Who has authority in the church?

Last night, I stood in to run one of our other homegroups for one of our elders. He is currently *grits teeth* in a sunny part of Europe whilst we were digging ourselves out of snow drifts to get to church. I’m not at all jealous as I’m sure you can tell. But we had an excellent time pressing into some of the points we looked at in the sermon on Sunday (at least, those of us able to dig ourselves out of our roads).

The sermon on Sunday focused on Joshua’s setting aside for leadership in Numbers 27. As a group, we looked at the concept of authority, particularly authority within the church, from various angles. We noted the change in authority from Moses to Joshua. Moses had direct communication with God; Joshua would have mediated communication through the priest. Moses delivered God’s law to the people; Joshua was simply to lead the people to obedience of the law. This is summed up in 27:20, ‘invest him with some of your authority, that all the congregation of the people of Israel may obey’.

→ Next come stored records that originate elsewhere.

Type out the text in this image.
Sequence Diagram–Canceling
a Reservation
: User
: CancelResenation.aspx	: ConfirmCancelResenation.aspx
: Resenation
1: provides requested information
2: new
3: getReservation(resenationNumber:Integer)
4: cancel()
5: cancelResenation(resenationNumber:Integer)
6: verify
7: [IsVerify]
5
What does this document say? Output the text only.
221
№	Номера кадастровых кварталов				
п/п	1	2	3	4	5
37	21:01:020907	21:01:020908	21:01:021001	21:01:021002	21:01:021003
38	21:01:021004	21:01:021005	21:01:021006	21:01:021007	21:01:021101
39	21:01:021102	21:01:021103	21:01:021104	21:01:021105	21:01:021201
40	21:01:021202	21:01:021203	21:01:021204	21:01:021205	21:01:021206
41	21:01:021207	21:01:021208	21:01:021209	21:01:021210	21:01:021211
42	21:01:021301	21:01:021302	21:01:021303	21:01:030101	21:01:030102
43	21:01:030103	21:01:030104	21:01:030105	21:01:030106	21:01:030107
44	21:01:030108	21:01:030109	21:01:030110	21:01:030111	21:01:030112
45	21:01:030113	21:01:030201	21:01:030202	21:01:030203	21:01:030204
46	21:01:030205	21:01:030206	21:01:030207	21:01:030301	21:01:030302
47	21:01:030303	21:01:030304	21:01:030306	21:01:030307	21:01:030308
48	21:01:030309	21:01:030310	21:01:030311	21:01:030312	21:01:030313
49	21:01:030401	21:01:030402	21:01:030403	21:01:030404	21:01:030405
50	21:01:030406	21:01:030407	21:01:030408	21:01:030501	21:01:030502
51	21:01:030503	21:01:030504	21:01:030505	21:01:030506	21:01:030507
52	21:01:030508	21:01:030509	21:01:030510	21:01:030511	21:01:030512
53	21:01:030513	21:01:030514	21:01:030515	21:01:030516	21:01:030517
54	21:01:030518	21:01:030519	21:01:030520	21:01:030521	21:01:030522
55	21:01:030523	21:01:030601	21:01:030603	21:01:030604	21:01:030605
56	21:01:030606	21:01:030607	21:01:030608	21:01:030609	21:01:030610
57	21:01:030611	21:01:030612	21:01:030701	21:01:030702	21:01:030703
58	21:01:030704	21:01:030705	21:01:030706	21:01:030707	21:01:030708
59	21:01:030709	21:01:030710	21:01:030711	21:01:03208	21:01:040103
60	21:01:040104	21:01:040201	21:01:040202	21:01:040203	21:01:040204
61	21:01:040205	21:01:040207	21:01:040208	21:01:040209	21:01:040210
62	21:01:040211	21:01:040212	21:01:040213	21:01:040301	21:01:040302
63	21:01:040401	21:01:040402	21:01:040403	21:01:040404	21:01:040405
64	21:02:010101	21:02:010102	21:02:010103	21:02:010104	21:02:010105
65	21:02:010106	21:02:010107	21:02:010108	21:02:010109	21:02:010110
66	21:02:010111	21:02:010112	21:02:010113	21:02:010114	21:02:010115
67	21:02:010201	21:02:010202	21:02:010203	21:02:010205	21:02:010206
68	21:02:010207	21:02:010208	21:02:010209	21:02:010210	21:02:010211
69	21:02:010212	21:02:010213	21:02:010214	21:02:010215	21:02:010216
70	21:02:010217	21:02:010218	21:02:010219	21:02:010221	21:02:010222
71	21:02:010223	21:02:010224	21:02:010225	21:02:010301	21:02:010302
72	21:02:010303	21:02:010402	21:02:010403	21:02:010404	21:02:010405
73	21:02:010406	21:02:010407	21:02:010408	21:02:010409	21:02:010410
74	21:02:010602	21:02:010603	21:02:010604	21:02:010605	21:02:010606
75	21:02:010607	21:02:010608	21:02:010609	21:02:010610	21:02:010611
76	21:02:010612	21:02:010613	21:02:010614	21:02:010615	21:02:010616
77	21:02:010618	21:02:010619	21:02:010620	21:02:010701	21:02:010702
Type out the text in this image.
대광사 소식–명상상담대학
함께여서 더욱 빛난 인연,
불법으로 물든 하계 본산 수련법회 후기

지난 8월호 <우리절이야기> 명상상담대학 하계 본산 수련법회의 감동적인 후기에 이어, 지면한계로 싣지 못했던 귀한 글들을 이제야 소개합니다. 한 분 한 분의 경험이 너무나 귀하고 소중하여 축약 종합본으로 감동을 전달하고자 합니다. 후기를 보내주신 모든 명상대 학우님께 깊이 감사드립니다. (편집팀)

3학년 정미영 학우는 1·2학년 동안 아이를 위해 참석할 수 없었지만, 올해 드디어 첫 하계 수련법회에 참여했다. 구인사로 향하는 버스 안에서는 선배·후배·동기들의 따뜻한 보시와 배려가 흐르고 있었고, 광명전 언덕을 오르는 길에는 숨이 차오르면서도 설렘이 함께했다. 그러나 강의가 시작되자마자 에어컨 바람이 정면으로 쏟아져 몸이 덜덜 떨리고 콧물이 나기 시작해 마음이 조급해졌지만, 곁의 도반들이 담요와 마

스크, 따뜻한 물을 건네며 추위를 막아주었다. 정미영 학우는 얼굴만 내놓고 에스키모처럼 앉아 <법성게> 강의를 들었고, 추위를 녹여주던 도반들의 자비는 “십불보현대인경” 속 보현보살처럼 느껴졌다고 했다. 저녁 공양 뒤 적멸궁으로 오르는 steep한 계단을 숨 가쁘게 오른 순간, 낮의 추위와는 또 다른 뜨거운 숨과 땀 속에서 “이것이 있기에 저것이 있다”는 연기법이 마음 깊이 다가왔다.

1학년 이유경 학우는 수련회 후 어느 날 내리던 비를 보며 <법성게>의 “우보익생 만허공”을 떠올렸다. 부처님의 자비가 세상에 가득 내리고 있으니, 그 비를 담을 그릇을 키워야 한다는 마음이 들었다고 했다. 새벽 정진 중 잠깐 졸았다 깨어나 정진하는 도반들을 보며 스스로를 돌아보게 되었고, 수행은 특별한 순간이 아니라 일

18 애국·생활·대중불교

We had already noted the fact that the church has one head and it is Christ. We looked at the borrowed authority of elders who, like Joshua, are to lead the people to obedience of Christ whose Word has already been delivered. But there were several paradoxes that were noted in the concept of Christian leadership and authority within the church.

For example, Christian leaders lead by example and teaching, not orders and diktats. Similarly, authority is given only inasmuch as it corresponds to the Word of God. Christ is the chief shepherd and our authority is borrowed entirely from him. What we say only has authority inasmuch as it is what he says.

Most strikingly, we noted how eldership authority is both borrowed from Christ and acknowledged by the church. Who, for example, elects church officers? In the congregational model that we believe in, it is the church members. They are the ones who elect and deselect their elders. On what basis do they do so? On the grounds of the scriptural criteria. What are the scriptural criteria for eldership? Essentially, being a godly bloke who is able to teach; all things we expect of other church members or at least want to lead them toward.

So who has authority in the church? The elders are to lead well but they do so with reference to scripture. They lead as those recognised by the church as good examples to follow whose teaching accords with scripture. The church may deselect elders when it is judged they have disqualified themselves from office (usually a significant proportion of the church must adjudge it the same way). Authority is relationally determined. The church recognises certain men to be qualified and gives them the authority to lead on the grounds that their teaching and behaviour accords with scripture.

Sitting in a Bible study, it seemed worth asking the question, ‘who has authority here?’ Is it the pastor because he’s taking the study? Is it co-equally shared between whichever elders are in the room? No. Authority is both borrowed and relationally determined. The one with the greatest authority is the one who is speaking in line with scripture. It is the Word of God that has the authority and it vests its authority in whoever happens to be speaking its truth at any given time.

It was interesting to note that everybody in the church is called to lead somewhere and yet everyone is called to submit. The elders, as undershepherds, have borrowed authority from the Chief Shepherd. The church recognises the authority of the undershepherds only so far as they accord with the Word of the Chief Shepherd. Both the elders and the members have borrowed authority. The church submits to the borrowed authority of the elders while the elders submit to commissioning authority of the church; both have authority only as they submit to the final authority of the Lord Jesus made known through his Word.